AIB introduces ‘frightening’ mortgage rules and halts lending to Covid payment recipients
Documents reveal de-facto ban on lending to those in receipt of State wage subsidies
Extra scrutiny will be applied on applications from people working in ‘high risk’ sectors of the economy. Photograph: Bryan O’Brien
AIB has introduced wide-ranging restrictions on mortgage lending in light of the Covid-19 pandemic, internal documents seen by The Irish Times reveal.
They include a de-facto ban on mortgage lending to those in receipt of State wage subsidies and extra scrutiny on applications from people working in “high risk” sectors of the economy.
The changes, which will extend to its specialist mortgage lenders EBS and Haven, were described as “frightening” by one mortgage market source, who added it would have “huge ramifications”.
The changes to policy are outlined in a credit policy update distributed to EBS lending managers on June 17th.
It outlines that “currently the bank’s position on customers who are in receipt of any element of the Employer Temporary Wage Subsidy Scheme [ETWS]or the Pandemic Unemployment benefit is to pause these applications until such time as the impacted customer is no longer in receipt of the payment”. The circular notes that there are “strictly no exceptions to this position”.
As of last Monday, more than 400,000 workers were having their wages supported through the scheme, while over 465,000 people were receiving the pandemic unemployment payment (PUP).
In the case of joint applications where one person’s income is affected by being in receipt of the payments, that person’s income is discounted in full when applying the Central Bank’s loan-to-income rules. Bank staff managing applications from “Covid-impacted applicants” have been told to “ensure no ETWS evident, also obtain up to date payslips to ensure no ETWS evident”.
The document also indicates that some sectors of the economy, particularly exposed to Covid-19, will come under extra scrutiny when assessing applications, with lending managers told to “pay particular attention to the sector that applicants work in when assessing the sustainability of their income”.
Criteria for evaluating self-employed applicants provide a hint of how the bank will assess different sectors of the economy. For these applicants, managers are told to assess both the immediate and long-term impact of Covid “whilst [a business] may be open, has their business model changed due to social distancing/reduced footfall/have contracts been lost due to customers no longer requiring their services?”
Lenders are advised to “look at the sector . . . . Sectors with a longer term impact will need enhanced analysis addressing long-term sustainability”.
A spokesman for AIB said “at a time of unprecedented economic instability triggered by the Covid-19 pandemic, AIB considers it prudent to review its mortgage lending policies to ensure our mortgage loans continue to be suitable and affordable for our customers.”
The bank said it is “imperative the mistakes of the past are not repeated”, and that customers “are not exposed to unnecessary risk and that their loans are sustainable”. The spokesman said the group will keep its mortgage procedures under review as the Covid-19 situation evolves.
Those coming off the pandemic unemployment payment (PUP) will be required to supply a month’s worth of payslips, as well as current account statements showing the social welfare payment has stopped.

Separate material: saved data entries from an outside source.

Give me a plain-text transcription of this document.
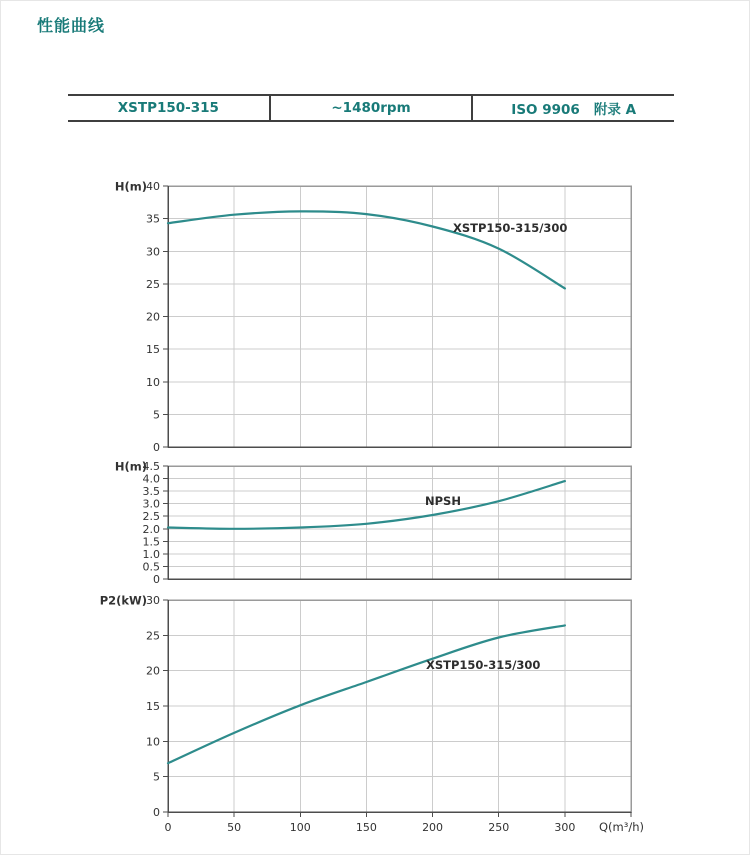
性能曲线
XSTP150-315	~1480rpm	ISO 9906   附录 A
0
5
10
15
20
25
30
35
40
H(m)
XSTP150-315/300
0
0.5
1.0
1.5
2.0
2.5
3.0
3.5
4.0
4.5
H(m)
NPSH
0
5
10
15
20
25
30
P2(kW)
XSTP150-315/300
0	50	100	150	200	250	300 Q(m³/h)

Bonus payments will be “closely scrutinised”, the document says, adding “in practice this will mean that bonus payments in the main will be excluded”, while overtime, commission and bonuses will “need to be clearly demonstrable in a go forward scenario”.
‘Limitied risk appetite’
The document also outlines a series of policy changes for Buy to Let (BTL) mortgages, as well as equity release and top-up loans. Amid likely rent declines in the months ahead, income from a BTL property being financed is to be excluded in a range of scenarios, including those applying for their first such loan.
While top-ups for home improvements remain unchanged, the document states that “equity releases for home improvements are out of scope”. There are a range of changes to how the bank will implement exceptions to the central bank’s macro-prudential rules, the strict lending ratios introduced to arrest credit-driven house price growth.
For second time and subsequent buyers, exemptions to the loan-to-value and loan-to-income ratios are closed. Loans greater than €500,000 are also closed for exemptions to the lending rules. Applications which are moving from the approval in principal stage to a letter of offer, with an exception in place, will be honoured, the bank says.
Exceptions to policy, aside from minor documentation exceptions “for which there is limited risk appetite”, are closed - this applies to new lending and those who have received approval in principle, who will be re-assessed and may find themselves declined. Negative equity trade up/trade down mortgages are also closed, which will apply to new lending, as well as new and existing applications with approval in principle.